The self-adaptive threshold value is used for binarizing the printed text region probability map and the handwritten text region probability map, and the local binarization threshold value corresponding to the printed text region probability map and the handwritten text region probability map can be self-adaptively adjusted according to the characteristic information such as brightness, contrast, texture and the like of the local image region.

In the actual execution process, the printed text region probability map, the handwritten text region probability map and the text region self-adaptive threshold probability map can be respectively acquired through a neural network model.

Referring now to fig. 6, in some embodiments, step 120 may include:

inputting the fusion feature map into a first channel of a text detection model, and acquiring a printed text region probability map output by the first channel;

the first channel is obtained by training a sample feature map serving as a sample and a sample printing text region probability map corresponding to the sample feature map serving as a sample label;

Inputting the fusion feature map into a second channel of the text detection model, and obtaining a handwritten text region probability map output by the second channel;

inputting the fusion feature map into a third channel of the text detection model, and acquiring a text region self-adaptive threshold probability map output by the third channel;

the third channel is obtained by training a sample feature map serving as a sample and a sample text area self-adaptive threshold probability map corresponding to the sample feature map serving as a sample label.

In this embodiment, the text detection model is used to classify lines of handwritten text and lines of printed text.

The text detection model may include a first channel, a second channel, and a third channel, which may be disposed in parallel and may be processed in parallel in actual execution.

The first channel is used for receiving the fusion feature map, extracting the printing text features of the fusion feature map, and outputting a probability map of the printing text region;

the second channel is used for receiving the fusion feature map, extracting the handwriting text features of the fusion feature map, and outputting a handwriting text region probability map;

The third channel is used for receiving the fusion characteristic map so as to output a text region self-adaptive threshold probability map.

The sample feature map is a fusion feature map obtained after multi-feature extraction of the sample initial text image.

The sample printed text region probability map is a printed text region probability map corresponding to the sample feature map.

The sample handwritten text area probability map is a handwritten text area probability map corresponding to the sample feature map.

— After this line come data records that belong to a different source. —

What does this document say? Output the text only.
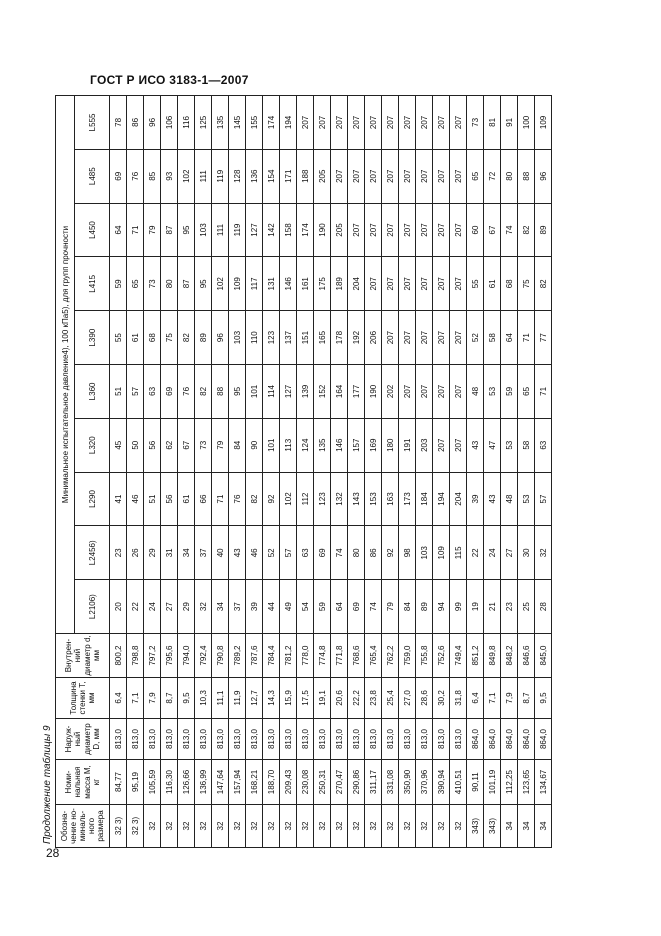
ГОСТ Р ИСО 3183-1—2007
Продолжение таблицы 9 Обозна-чение но-миналь-ного размера	Номи-нальная масса М, кг	Наруж-ный диаметр D, мм	Толщина стенки Т, мм	Внутрен-ний диаметр d, мм	Минимальное испытательное давление4), 100 кПа5), для групп прочности									
					L2106)	L2456)	L290	L320	L360	L390	L415	L450	L485	L555

32 3)	84,77	813,0	6,4	800,2	20	23	41	45	51	55	59	64	69	78
32 3)	95,19	813,0	7,1	798,8	22	26	46	50	57	61	65	71	76	86
32	105,59	813,0	7,9	797,2	24	29	51	56	63	68	73	79	85	96
32	116,30	813,0	8,7	795,6	27	31	56	62	69	75	80	87	93	106
32	126,66	813,0	9,5	794,0	29	34	61	67	76	82	87	95	102	116
32	136,99	813,0	10,3	792,4	32	37	66	73	82	89	95	103	111	125
32	147,64	813,0	11,1	790,8	34	40	71	79	88	96	102	111	119	135
32	157,94	813,0	11,9	789,2	37	43	76	84	95	103	109	119	128	145
32	168,21	813,0	12,7	787,6	39	46	82	90	101	110	117	127	136	155
32	188,70	813,0	14,3	784,4	44	52	92	101	114	123	131	142	154	174
32	209,43	813,0	15,9	781,2	49	57	102	113	127	137	146	158	171	194
32	230,08	813,0	17,5	778,0	54	63	112	124	139	151	161	174	188	207
32	250,31	813,0	19,1	774,8	59	69	123	135	152	165	175	190	205	207
32	270,47	813,0	20,6	771,8	64	74	132	146	164	178	189	205	207	207
32	290,86	813,0	22,2	768,6	69	80	143	157	177	192	204	207	207	207
32	311,17	813,0	23,8	765,4	74	86	153	169	190	206	207	207	207	207
32	331,08	813,0	25,4	762,2	79	92	163	180	202	207	207	207	207	207
32	350,90	813,0	27,0	759,0	84	98	173	191	207	207	207	207	207	207
32	370,96	813,0	28,6	755,8	89	103	184	203	207	207	207	207	207	207
32	390,94	813,0	30,2	752,6	94	109	194	207	207	207	207	207	207	207
32	410,51	813,0	31,8	749,4	99	115	204	207	207	207	207	207	207	207
343)	90,11	864,0	6,4	851,2	19	22	39	43	48	52	55	60	65	73
343)	101,19	864,0	7,1	849,8	21	24	43	47	53	58	61	67	72	81
34	112,25	864,0	7,9	848,2	23	27	48	53	59	64	68	74	80	91
34	123,65	864,0	8,7	846,6	25	30	53	58	65	71	75	82	88	100
34	134,67	864,0	9,5	845,0	28	32	57	63	71	77	82	89	96	109
28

The sample text region adaptive threshold probability map is a text region adaptive threshold probability map corresponding to the sample feature map.

In the application process, the first channel, the second channel and the third channel in the text detection model are trained in advance, and the output layer of the text detection model may include a convolution layer, and specifically, the convolution layer may include a 3×3 conv+bn+relu layer, a 2×2 conv+bn+relu layer, and a 2×2 Conv transmit+bn+sigmoid layer.

Wherein the output of the Conv+BN+ReLU layer is connected with the input of the Conv+BN+ReLU layer, and the output of the Conv+BN+ReLU layer is connected with the input of the ConvTranspose+BN+Sigmoid layer.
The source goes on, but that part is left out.